After more than two years of war between Russia and Ukraine and US and Western military support to Kyiv, there are no signs the conflict is close to the end.
At the US presidential debate last week, former US President Donald Trump refused to say “yes” when he responded to the question “Do you want Ukraine to win this war?”
Instead, he repeated his claim that he can end the war and declined to say if defending Ukraine was in America’s national security interests.
Nor did his rival Vice President Kamala D. Harris respond by “yes” to the question. But, contrary to Trump, she reaffirmed her support for Ukraine against Russia's war of aggression.
In an analysis published by The National Interest, Thomas Graham, a distinguished fellow at the Council on Foreign Relations and senior director for Russia on the National Security Council staff during the George W. Bush administration, wrote that the question “Do you want Ukraine to win this war?” is not simple.
“What does it mean to win? There is no shared view in the West or between the West and Ukraine,” Graham wrote.

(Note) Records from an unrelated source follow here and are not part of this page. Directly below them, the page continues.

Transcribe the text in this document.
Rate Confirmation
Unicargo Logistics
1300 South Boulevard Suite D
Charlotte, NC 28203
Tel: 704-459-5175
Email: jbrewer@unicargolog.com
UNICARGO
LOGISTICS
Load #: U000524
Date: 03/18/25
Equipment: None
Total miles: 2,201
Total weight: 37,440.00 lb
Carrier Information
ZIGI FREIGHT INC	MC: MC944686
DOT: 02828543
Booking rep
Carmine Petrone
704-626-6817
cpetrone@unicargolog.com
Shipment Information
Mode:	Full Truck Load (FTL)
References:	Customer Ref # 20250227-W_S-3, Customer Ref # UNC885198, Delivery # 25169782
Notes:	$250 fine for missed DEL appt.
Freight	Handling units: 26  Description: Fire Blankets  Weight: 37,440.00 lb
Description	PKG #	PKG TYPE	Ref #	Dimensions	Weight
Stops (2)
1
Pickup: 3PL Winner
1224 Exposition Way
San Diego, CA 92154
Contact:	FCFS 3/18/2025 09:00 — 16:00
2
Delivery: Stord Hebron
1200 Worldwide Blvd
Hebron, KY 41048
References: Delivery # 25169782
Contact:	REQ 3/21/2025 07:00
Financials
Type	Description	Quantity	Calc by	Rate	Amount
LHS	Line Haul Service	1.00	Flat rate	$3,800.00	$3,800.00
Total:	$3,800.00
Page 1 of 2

He explained that from the very beginning, Ukrainian President Volodymyr Zelensky has defined victory as liberating all the Ukrainian land Russia has seized since 2014.
“That would make his country whole again within the internationally recognized borders of 1991 when Ukraine emerged from the wreckage of the Soviet Union,” the writer said.
He noted that polls indicate most Ukrainians share Zelensky’s goal, although attitudes are shifting as the costs of war mount.
Also, Graham wrote, others would claim victory if Ukraine could push Russia back to the de facto borders of February 23, 2022, the day before Russia invaded.
Some would even go so far as to claim Ukraine has already won on the argument that Russia is unlikely to advance much further into Ukraine than it already has.
In Washington, he said, the Biden-Harris administration has never clearly defined victory or stated unambiguously what it seeks to achieve. Also, the administration has never publicly claimed Zelensky’s goal as its own.
Rather, Graham wrote, Biden has so far delivered two inspiring odes to the power of freedom to subdue autocracy, but in neither one did he define victory for Ukraine in concrete terms.
Other US officials have offered glimpses into administration thinking, but none has provided a comprehensive articulation of the administration’s goals, he said.
Under Congressional pressure, Graham said the administration finally sent a classified strategy for Ukraine in mid-September, but no details have yet been made public.
According to the writer, the US has fragments of a policy that is not necessarily internally coherent. The administration, for example, has promised to support Ukraine “for as long as it takes,” leaving “it” undefined.
Also, Graham noted that the US administration has said that it is arming Ukraine now to strengthen its position at the negotiating table without indicating the parameters of the deal it hopes Ukraine could negotiate.
Also, he said, the US has declared its goal to be the preservation of Ukraine’s sovereignty and independence without specifying clearly within what borders, even though it officially recognizes the 1991 borders.
And since before the war began, President Joe Biden has been emphatic that the United States will not go to war with Russia to defend Ukraine and run the risk of nuclear cataclysm that would entail. Would that hold even if that were the only way to prevent Ukraine’s defeat and subjugation by Russia? No one knows for sure, Graham said.
All of this suggests the administration itself has not agreed internally on its goals or that it believes it could not withstand the rigors of public debate, according to Graham.
He wrote that this is a losing strategy because it endangers the popular support that is critical to the success of any foreign policy in a democratic society, ensures that resources will be wasted, encourages endless public bickering that saps American strength and reinforces the Kremlin’s belief that it can outlast the West to achieve its goals in this conflict.
“It is time for the United States to offer a compelling vision of what it is trying to achieve in the Ukraine conflict and a strategy for success,” Graham wrote.
“It should be grounded in objective reality, with a clear assessment of Russian, Ukrainian, European, and US interests and capabilities, and identify the resources that will be needed to achieve its goals,” he said.
Graham also noted that the strategy must embed its goals for Ukraine in a broader vision for Europe’s future security architecture in the face of continuing Russian hostility and obstructionism.
“It must chart a course to co-existence with Russia that, no matter what the outcome of the Ukraine war, will not cease to be a major rival while remaining a necessary partner in managing strategic stability and dealing with urgent transnational threats, with climate change at the top of the list,” he explained.